Workflows
Workflows let you design structured, multi-step conversation flows using a visual node editor. Unlike single-prompt agents, workflows give you fine-grained control over the conversation path — including branching, conditions, and step-by-step data collection.When to Use Workflows
| Scenario | Agent Type |
|---|---|
| Simple Q&A, open-ended conversations | Single-prompt agent |
| Structured scripts, surveys, qualification flows | Workflow agent |
| Conditional logic, multi-path routing | Workflow agent |
| Data collection with validation at each step | Workflow agent |
Workflow Editor
The visual editor lets you build workflows by connecting nodes on a canvas. Each node represents a step in the conversation, and edges define the flow between steps.Node Types
| Node | Description | Key Settings |
|---|---|---|
| Start | Entry point of every workflow | Welcome message, language, background sound |
| Conversation | The agent speaks and/or listens | Step prompt, expected responses, data extraction |
| Condition | Branch based on caller input or collected data | Conditions, comparison operators |
| Transfer | Hand off the call to a human or another number | Transfer target, transfer message |
| End | Terminate the call | Closing message |
Start Node Properties
The Start node configures the initial behavior of every call in the workflow:General
| Setting | Description |
|---|---|
| Welcome message | The first thing the agent says when the call begins |
| Global prompt | Instructions shared across all workflow states (tone, personality, constraints) |
Text-to-Speech (TTS)
The Start node includes a full TTS configuration:| Setting | Description |
|---|---|
| Voice | Select a voice from the voice library (browse by language, gender, provider) |
| Voice Settings | Provider-specific settings that appear dynamically based on the selected voice. Can include model selection (dropdown), speed, and other provider-specific parameters. |
Background Sound
Add ambient audio to create a more natural call experience:| Setting | Description | Default |
|---|---|---|
| Enabled | Toggle background sound on/off | Off |
| Sound | Choose from a library of pre-configured ambient sounds (e.g. office, call center) | — |
| Volume | Adjust the volume level (0–100%) | 50% |
Conversation Node
Each Conversation node represents one step where the agent speaks and optionally collects information:- Step prompt: what the agent should say and how to respond to the caller
- Data extraction: variables to extract from the caller’s response
- Validation: conditions that must be met before moving to the next step
Condition Node
Condition nodes enable branching logic:- Evaluate variables collected in previous steps
- Compare values (equals, contains, greater than, etc.)

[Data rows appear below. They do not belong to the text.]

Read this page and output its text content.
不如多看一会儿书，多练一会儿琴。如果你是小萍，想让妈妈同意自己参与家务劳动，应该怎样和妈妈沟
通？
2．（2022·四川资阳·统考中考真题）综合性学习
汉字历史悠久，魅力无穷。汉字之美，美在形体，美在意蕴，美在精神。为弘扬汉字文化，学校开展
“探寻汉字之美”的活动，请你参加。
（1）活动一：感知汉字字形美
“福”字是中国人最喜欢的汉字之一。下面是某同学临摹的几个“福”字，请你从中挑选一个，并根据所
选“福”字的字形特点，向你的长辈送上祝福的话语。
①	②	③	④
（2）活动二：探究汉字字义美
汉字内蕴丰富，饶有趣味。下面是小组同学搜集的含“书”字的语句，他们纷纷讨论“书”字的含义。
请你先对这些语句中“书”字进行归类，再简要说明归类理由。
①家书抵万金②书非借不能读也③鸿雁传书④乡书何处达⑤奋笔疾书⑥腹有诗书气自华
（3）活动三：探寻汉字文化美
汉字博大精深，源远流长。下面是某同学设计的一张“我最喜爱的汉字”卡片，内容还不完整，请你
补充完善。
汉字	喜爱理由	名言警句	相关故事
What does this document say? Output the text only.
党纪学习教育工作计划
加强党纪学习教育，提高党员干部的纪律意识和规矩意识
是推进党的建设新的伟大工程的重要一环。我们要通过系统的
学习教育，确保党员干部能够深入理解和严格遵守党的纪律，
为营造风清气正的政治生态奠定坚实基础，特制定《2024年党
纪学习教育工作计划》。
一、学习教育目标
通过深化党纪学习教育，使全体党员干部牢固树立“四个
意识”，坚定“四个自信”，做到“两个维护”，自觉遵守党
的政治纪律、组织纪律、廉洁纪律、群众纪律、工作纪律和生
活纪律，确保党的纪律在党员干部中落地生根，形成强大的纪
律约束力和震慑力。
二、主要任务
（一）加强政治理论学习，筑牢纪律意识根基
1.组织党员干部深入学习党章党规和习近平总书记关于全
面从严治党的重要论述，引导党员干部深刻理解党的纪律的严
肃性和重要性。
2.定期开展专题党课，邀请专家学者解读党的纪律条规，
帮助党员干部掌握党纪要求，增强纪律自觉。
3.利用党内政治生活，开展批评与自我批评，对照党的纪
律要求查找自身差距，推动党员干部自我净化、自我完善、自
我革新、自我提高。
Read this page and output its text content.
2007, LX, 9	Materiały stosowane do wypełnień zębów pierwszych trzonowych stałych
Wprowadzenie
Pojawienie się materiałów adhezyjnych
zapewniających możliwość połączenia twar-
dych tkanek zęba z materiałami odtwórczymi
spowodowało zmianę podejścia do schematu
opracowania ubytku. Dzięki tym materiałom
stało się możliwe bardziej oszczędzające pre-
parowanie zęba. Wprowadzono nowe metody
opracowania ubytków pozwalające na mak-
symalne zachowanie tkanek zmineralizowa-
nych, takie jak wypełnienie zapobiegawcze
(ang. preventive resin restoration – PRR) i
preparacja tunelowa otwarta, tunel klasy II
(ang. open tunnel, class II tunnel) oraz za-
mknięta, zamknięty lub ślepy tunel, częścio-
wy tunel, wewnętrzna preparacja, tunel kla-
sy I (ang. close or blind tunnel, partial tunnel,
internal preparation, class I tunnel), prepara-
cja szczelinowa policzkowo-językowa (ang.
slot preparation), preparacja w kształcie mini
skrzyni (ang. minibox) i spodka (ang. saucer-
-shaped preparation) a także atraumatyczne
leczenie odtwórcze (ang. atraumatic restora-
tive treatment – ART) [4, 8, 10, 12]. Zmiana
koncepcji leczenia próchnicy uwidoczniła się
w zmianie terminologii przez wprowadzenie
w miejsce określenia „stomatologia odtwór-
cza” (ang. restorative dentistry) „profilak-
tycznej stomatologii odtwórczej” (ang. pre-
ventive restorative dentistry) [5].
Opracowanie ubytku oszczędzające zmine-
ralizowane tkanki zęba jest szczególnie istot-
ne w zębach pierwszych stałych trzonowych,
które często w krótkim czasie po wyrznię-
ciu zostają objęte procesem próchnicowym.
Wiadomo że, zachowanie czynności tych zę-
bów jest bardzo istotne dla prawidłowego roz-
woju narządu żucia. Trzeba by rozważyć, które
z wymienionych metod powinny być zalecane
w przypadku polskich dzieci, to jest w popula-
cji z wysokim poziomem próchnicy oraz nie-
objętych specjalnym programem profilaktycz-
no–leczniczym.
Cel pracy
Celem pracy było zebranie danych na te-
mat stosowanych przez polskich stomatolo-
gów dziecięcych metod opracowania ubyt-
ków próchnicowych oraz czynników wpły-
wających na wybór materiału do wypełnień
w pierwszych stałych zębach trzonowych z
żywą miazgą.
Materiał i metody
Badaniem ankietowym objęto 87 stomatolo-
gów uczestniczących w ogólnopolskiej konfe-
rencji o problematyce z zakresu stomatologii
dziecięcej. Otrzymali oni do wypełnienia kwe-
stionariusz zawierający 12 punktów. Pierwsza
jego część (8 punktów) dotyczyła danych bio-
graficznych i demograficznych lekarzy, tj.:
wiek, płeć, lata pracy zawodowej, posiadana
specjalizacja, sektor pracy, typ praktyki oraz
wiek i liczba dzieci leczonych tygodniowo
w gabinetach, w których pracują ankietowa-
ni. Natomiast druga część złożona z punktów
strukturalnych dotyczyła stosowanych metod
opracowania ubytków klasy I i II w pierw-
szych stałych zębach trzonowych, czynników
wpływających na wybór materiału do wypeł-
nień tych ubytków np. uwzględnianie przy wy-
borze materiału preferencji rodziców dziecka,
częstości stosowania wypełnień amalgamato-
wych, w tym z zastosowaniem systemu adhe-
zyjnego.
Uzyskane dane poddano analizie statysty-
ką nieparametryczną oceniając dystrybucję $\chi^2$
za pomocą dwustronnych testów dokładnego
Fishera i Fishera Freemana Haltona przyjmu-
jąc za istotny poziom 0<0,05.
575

- Route to different paths based on the result
- If
interest = high→ route to appointment booking - If
interest = low→ route to email follow-up - Otherwise → route to general information
Transfer Node
Transfer the call to a human agent or external number:- Transfer target: phone number or SIP address
- Transfer message: what the agent says before transferring (e.g. “I’m connecting you with a specialist now”)
End Node
Terminate the call gracefully:- Closing message: optional farewell message (e.g. “Thank you for calling. Have a great day!”)
Building a Workflow
Add conversation steps
Drag Conversation nodes onto the canvas. Define what the agent should say and what information to collect at each step.
Add branching logic
Use Condition nodes to route the call based on collected data. Connect the condition outputs to different Conversation, Transfer, or End nodes.
Connect nodes
Draw edges between nodes to define the flow. Every path must eventually reach an End or Transfer node.
Global Prompt
Workflow agents have a Global Prompt (instead of a System Prompt). This prompt applies to all steps in the workflow and defines the agent’s overall behavior, tone, and constraints. Individual step prompts complement the global prompt with step-specific instructions.Best Practices
Keep workflows linear when possible
Keep workflows linear when possible
Complex branching is powerful but harder to debug. Start with a linear flow (Start → Step 1 → Step 2 → End) and add branches only where the conversation genuinely needs to diverge.
Test every path
Test every path
Make test calls that exercise each branch. Untested paths are where bugs hide. Pay special attention to edge cases and fallback routes.
Use clear node names
Use clear node names
Name your nodes descriptively (e.g. “Collect Name”, “Qualify Interest”, “Book Appointment”) so the workflow is readable at a glance.
Always have a fallback
Always have a fallback
Add a catch-all path from condition nodes that handles unexpected responses. Don’t leave the caller in a dead-end.
Keep steps short
Keep steps short
Each conversation step should have one clear goal (ask one question, confirm one piece of information). Long, multi-part steps confuse both the LLM and the caller.